WPP has emerged victorious from one of the largest pitches of the year as Coca-Cola hands the lion’s share of its $4 billion account to the holding company.
Coca-Cola on Monday confirmed that WPP will be its “global marketing network partner” operating under a bespoke unit called OpenX. The team will manage creative, media, data and marketing technology across Coca-Cola’s entire portfolio of brands and its global ventures, including Costa and Innocent.
In a press release, Coca-Cola described the relationship with WPP as “unprecedented” in its breadth and depth, as well as for the industry “given its geographical scale and reach.” The relationship will kick off effective immediately.
“As we designed our new marketing operating model, it became increasingly clear that simplicity was critical to successfully operating a vast geographical and diversified business network, which also includes our bottling system,” said Manolo Arroyo, global chief marketing officer for The Coca-Cola Company, in a press statement. “I am delighted to be partnering with WPP as we accelerate our marketing transformation.”
He added: “We were impressed by WPP’s ability to balance what it takes to deliver integrated consumer experiences at a global scale with the agility, speed and data-driven insights that are required to win locally. WPP will bring creative excellence and unparalleled marketing capabilities at a global scale that no other network can deploy.”
Mark Read, CEO of WPP said: “We are delighted to be appointed as The Coca-Cola Company’s Global Marketing Network Partner, a catalyst for its transformation and growth, and to bring the outstanding creativity, data-rich insights and media expertise needed to create connected consumer experiences,” said Mark Read, CEO of WPP. “This partnership, integrating our capabilities across content, media, data, production and technology, operating locally and globally, will complement The Coca-Cola Company’s globally networked organization.”

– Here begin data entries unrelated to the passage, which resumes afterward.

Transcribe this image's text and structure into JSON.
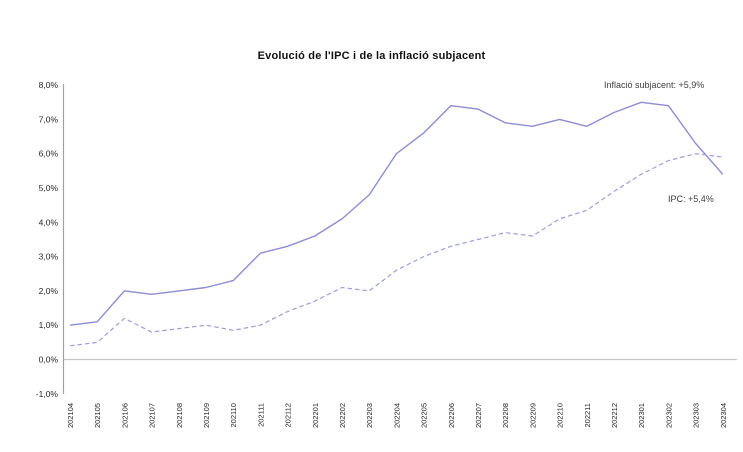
{
  "page": {
    "background": "#ffffff"
  },
  "chart_data": {
    "type": "line",
    "title": "Evolució de l'IPC i de la inflació subjacent",
    "categories": [
      "202104",
      "202105",
      "202106",
      "202107",
      "202108",
      "202109",
      "202110",
      "202111",
      "202112",
      "202201",
      "202202",
      "202203",
      "202204",
      "202205",
      "202206",
      "202207",
      "202208",
      "202209",
      "202210",
      "202211",
      "202212",
      "202301",
      "202302",
      "202303",
      "202304"
    ],
    "series": [
      {
        "name": "IPC",
        "style": "solid",
        "color": "#8d8dd0",
        "values": [
          1.0,
          1.1,
          2.0,
          1.9,
          2.0,
          2.1,
          2.3,
          3.1,
          3.3,
          3.6,
          4.1,
          4.8,
          6.0,
          6.6,
          7.4,
          7.3,
          6.9,
          6.8,
          7.0,
          6.8,
          7.2,
          7.5,
          7.4,
          6.3,
          5.4
        ]
      },
      {
        "name": "Inflació subjacent",
        "style": "dashed",
        "color": "#9d9dd9",
        "values": [
          0.4,
          0.5,
          1.2,
          0.8,
          0.9,
          1.0,
          0.85,
          1.0,
          1.4,
          1.7,
          2.1,
          2.0,
          2.6,
          3.0,
          3.3,
          3.5,
          3.7,
          3.6,
          4.1,
          4.35,
          4.9,
          5.4,
          5.8,
          6.0,
          5.9
        ]
      }
    ],
    "annotations": [
      {
        "series": "Inflació subjacent",
        "text": "Inflació subjacent: +5,9%"
      },
      {
        "series": "IPC",
        "text": "IPC: +5,4%"
      }
    ],
    "ylim": [
      -1,
      8
    ],
    "yticks": [
      -1,
      0,
      1,
      2,
      3,
      4,
      5,
      6,
      7,
      8
    ],
    "ytick_labels": [
      "-1,0%",
      "0,0%",
      "1,0%",
      "2,0%",
      "3,0%",
      "4,0%",
      "5,0%",
      "6,0%",
      "7,0%",
      "8,0%"
    ],
    "xlabel_rotation": -90,
    "grid": "zero-line-only",
    "legend": "none",
    "axis_color": "#a0a0a0",
    "zero_line_color": "#c6c6c6",
    "tick_text_color": "#262626"
  }
}
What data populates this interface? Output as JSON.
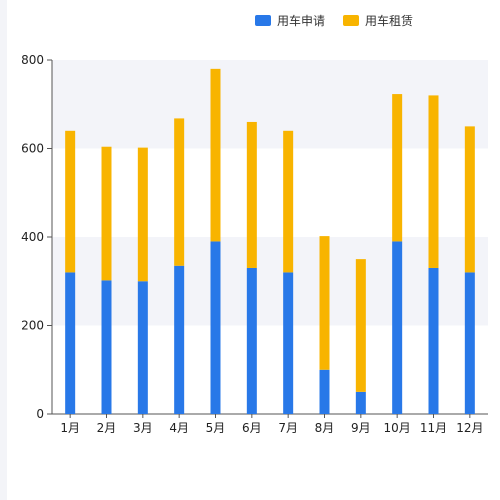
{
  "chart_data": {
    "type": "bar",
    "stacked": true,
    "categories": [
      "1月",
      "2月",
      "3月",
      "4月",
      "5月",
      "6月",
      "7月",
      "8月",
      "9月",
      "10月",
      "11月",
      "12月"
    ],
    "series": [
      {
        "name": "用车申请",
        "color": "#2878e8",
        "values": [
          320,
          302,
          300,
          335,
          390,
          330,
          320,
          100,
          50,
          390,
          330,
          320
        ]
      },
      {
        "name": "用车租赁",
        "color": "#f8b400",
        "values": [
          320,
          302,
          302,
          333,
          390,
          330,
          320,
          302,
          300,
          333,
          390,
          330
        ]
      }
    ],
    "title": "",
    "xlabel": "",
    "ylabel": "",
    "ylim": [
      0,
      800
    ],
    "yticks": [
      0,
      200,
      400,
      600,
      800
    ],
    "grid": "alternating bands",
    "legend_position": "top-right"
  }
}
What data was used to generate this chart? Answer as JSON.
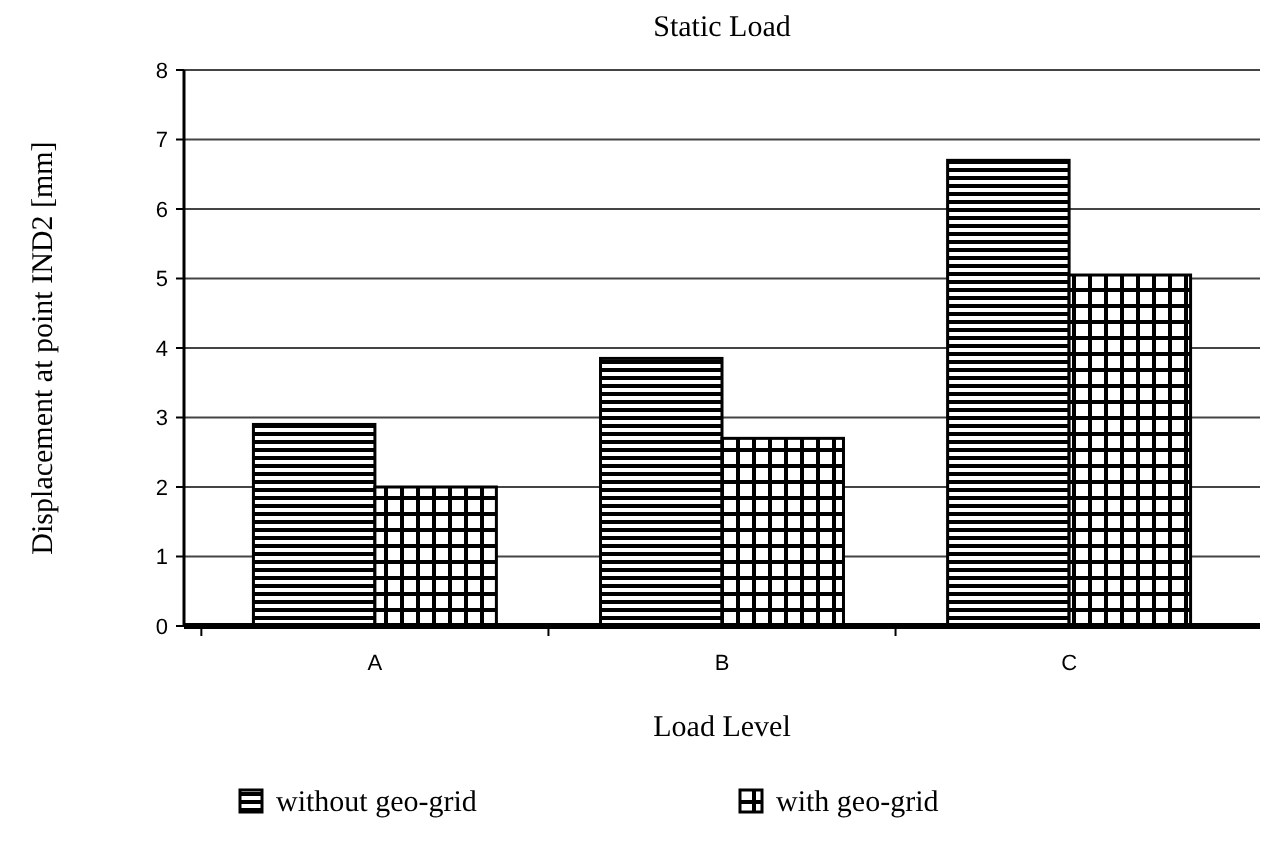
{
  "chart_data": {
    "type": "bar",
    "title": "Static Load",
    "xlabel": "Load Level",
    "ylabel": "Displacement at point IND2 [mm]",
    "categories": [
      "A",
      "B",
      "C"
    ],
    "series": [
      {
        "name": "without geo-grid",
        "color": "#000000",
        "values": [
          2.9,
          3.85,
          6.7
        ]
      },
      {
        "name": "with geo-grid",
        "color": "#000000",
        "values": [
          2.0,
          2.7,
          5.05
        ]
      }
    ],
    "ylim": [
      0,
      8
    ],
    "yticks": [
      0,
      1,
      2,
      3,
      4,
      5,
      6,
      7,
      8
    ],
    "grid": "y",
    "legend": "bottom"
  }
}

Dentsu was named a “complementary media partner” on the account, driving media in certain geographies where it has expertise. Sources told Campaign US that these markets are Japan and Korea.
“Dentsu is an incredible agency that combines rich human insights with the leading-edge analytics and technology capabilities required to design and execute connected consumer experiences,” Arroyo said. “They are the perfect complimentary partner for us, bringing distinctive strengths in some of our highest priority areas.”
Coca-Cola’s agency roster will also include an “open-source” creative model that allows the company to tap into the world’s best creators. According to a Coca-Cola spokesperson, this means the brand” will tap into creative talent across a variety of sources: agencies that are part of holding companies; large and small independents; or individuals and freelancers, including online creators.”
The pitch, which kicked off last December, was one of the biggest prizes of the year for holding companies looking to consolidate their business with large, global clients. All of the major holding companies, including WPP, IPG, Dentsu, Publicis participated.
The loss is a blow for IPG, which held about 30% of Coca-Cola’s business including its entire U.S. media buying account, worth roughly $400 million. IPG’s UM won the account in 2015.
“IPG has consistently demonstrated a passion for Coca-Cola brands and delivered some of our most important work around the world,” Arroyo said. “Their agencies like McCann and Mercado will continue to be key partners for the company.”
WPP previously held about 30% of the Coke account globally, making the win major retention for the holding company as well. It is understood that Publicis, which was in the final shootout for the account but was not a major incumbent, will continue to work on some projects for the brand.
“I want to particularly recognize the work performed by the other finalist, Publicis Groupe,” Arroyo said in a statement. “Publicis demonstrated being a phenomenal agency with a bold vision that challenged our thinking, making it one of our most challenging business decisions we have confronted, given its world-class capabilities. Agencies like Publicis and Leo Burnett blend creativity with data and technology, and I’m excited to work with them as part of our strategic roster.”
The review spanned more than 200 countries and included Coca-Cola’s creative, media, mar-tech, production management, shopper and experiential marketing businesses. At the time, a Coca-Cola spokesperson described the pitch as “a complete redesign of our media and creative agency models in an effort to align the strategic, operational and commercial needs of our new, networked organization.”
“Consumers respond to an entire experience – they don’t separate the message from the medium – and that’s why we’ve designed an agency model to be truly consumer-centric and silo-free,” Arroyo said. “This model is about the seamless integration of the power of big, bold ideas and creativity within experiences, amplified by media and data. It will enable us to create end-to-end experiences that are grounded in data-rich insights and optimized real-time, at scale, as we learn from consumers.”